В России, где как раз в этом году оживились в обществе славянские симпатии – весною в Петербург приезжали лидер младочехов д-р Крамарж и другие славянские деятели, летом в Праге состоялся многолюдный всеславянский конгресс с участием членов Гос. думы – началась резкая кампания протеста против действий Австро-Венгрии. Правительство пыталось бороться с этой агитацией, запрещая прения после докладов, тогда как весьма умеренные депутаты соперничали с левыми в резком осуждении таких действий власти. Граф В. А. Бобринский на одном собрании даже заявил, что если правительство думает примириться с аннексией, ему придется «Думу распустить, а нас всех арестовать». Эта кампания захватывала все партии от умеренно правых до к.-д., и в стороне от нее оставались только крайние левые и правые, считавшие, что разрыв с Австрией и Германией приведет Россию к войне, и через нее – к революции.
Франция и Англия также отнеслись отрицательно к нарушению Берлинского трактата и поддержали русские заявления о необходимости конференции. В то же время Англия не соглашалась на ту компенсацию, о которой мечтал А. П. Извольский, – на открытие проливов.
А. П. Извольсний отказался дать Совету министров какие-либо объяснения о своей беседе с Эренталем, сославшись на то, что внешняя политика составляет прерогативу государя. Он, видимо, был смущен происшедшим и поражен реакцией общественного мнения. Он не мог отрицать, что «согласился» на аннексию – тем более что он был связан прежними договорами; он только мог указывать, что его согласие было условным, – но для тех, кто возмущался самым фактом аннексии, разговор о компенсациях мог бы показаться постыдным торгом… К тому же, как основательно замечал «Вестник Европы» – «вырвать эти области из австрийских рук можно было бы теперь, как и раньше, не иначе, как путем победоносной войны». А Россия к войне не считала себя готовой. А. П. Извольский хотел подать в отставку, но государь ее не принял.

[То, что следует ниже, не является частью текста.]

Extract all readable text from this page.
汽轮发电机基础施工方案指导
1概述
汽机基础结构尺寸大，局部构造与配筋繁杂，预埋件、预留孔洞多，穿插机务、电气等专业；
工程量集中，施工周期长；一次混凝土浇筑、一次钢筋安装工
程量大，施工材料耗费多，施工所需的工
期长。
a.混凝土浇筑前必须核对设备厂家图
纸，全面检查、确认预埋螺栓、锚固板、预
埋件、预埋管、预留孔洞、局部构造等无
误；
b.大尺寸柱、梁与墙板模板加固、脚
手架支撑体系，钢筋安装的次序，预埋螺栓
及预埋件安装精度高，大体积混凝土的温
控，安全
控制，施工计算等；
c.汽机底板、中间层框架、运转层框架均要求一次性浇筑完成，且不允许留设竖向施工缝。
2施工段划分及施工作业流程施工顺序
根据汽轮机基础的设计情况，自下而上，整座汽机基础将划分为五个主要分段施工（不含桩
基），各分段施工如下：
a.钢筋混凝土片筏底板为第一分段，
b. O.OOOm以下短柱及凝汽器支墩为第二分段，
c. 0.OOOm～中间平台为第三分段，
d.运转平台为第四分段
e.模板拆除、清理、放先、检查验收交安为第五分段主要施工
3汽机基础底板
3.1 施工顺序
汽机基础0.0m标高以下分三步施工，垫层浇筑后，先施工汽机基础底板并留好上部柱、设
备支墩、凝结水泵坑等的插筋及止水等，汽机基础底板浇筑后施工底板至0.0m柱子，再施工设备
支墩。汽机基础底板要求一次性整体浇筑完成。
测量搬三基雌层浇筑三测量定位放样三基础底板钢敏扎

Формальное разрешение спора об аннексии было оттянуто; прошло более пяти месяцев, боснийский вопрос уже переставал волновать широкую публику в России – земельные реформы в Думе, а затем дело Азефа заслонили проблемы внешней политики. За это время Австрия и Болгария договорились с Турцией, и та примирилась с утратой своих суверенных прав – за финансовое вознаграждение. Россия оказала при этом содействие Болгарии, уступив ей на несколько лет причитающиеся с Турции взносы контрибуций за войну 1878 г. Затем Россия, не дожидаясь конференции, признала независимость Болгарии. Но вопрос о Боснии оставался неразрешенным, и в Сербии продолжалось сильное волнение, поддержанное надеждами на русскую поддержку.
Австро-Венгрия решила воспользоваться случаем, чтобы силою утвердить свое преобладание на Балканах, и начала грозить Сербии войной, если та не признает аннексии. Сербия отвечала, что этот вопрос должен быть разрешен «международным трибуналом». Положение становилось угрожающим.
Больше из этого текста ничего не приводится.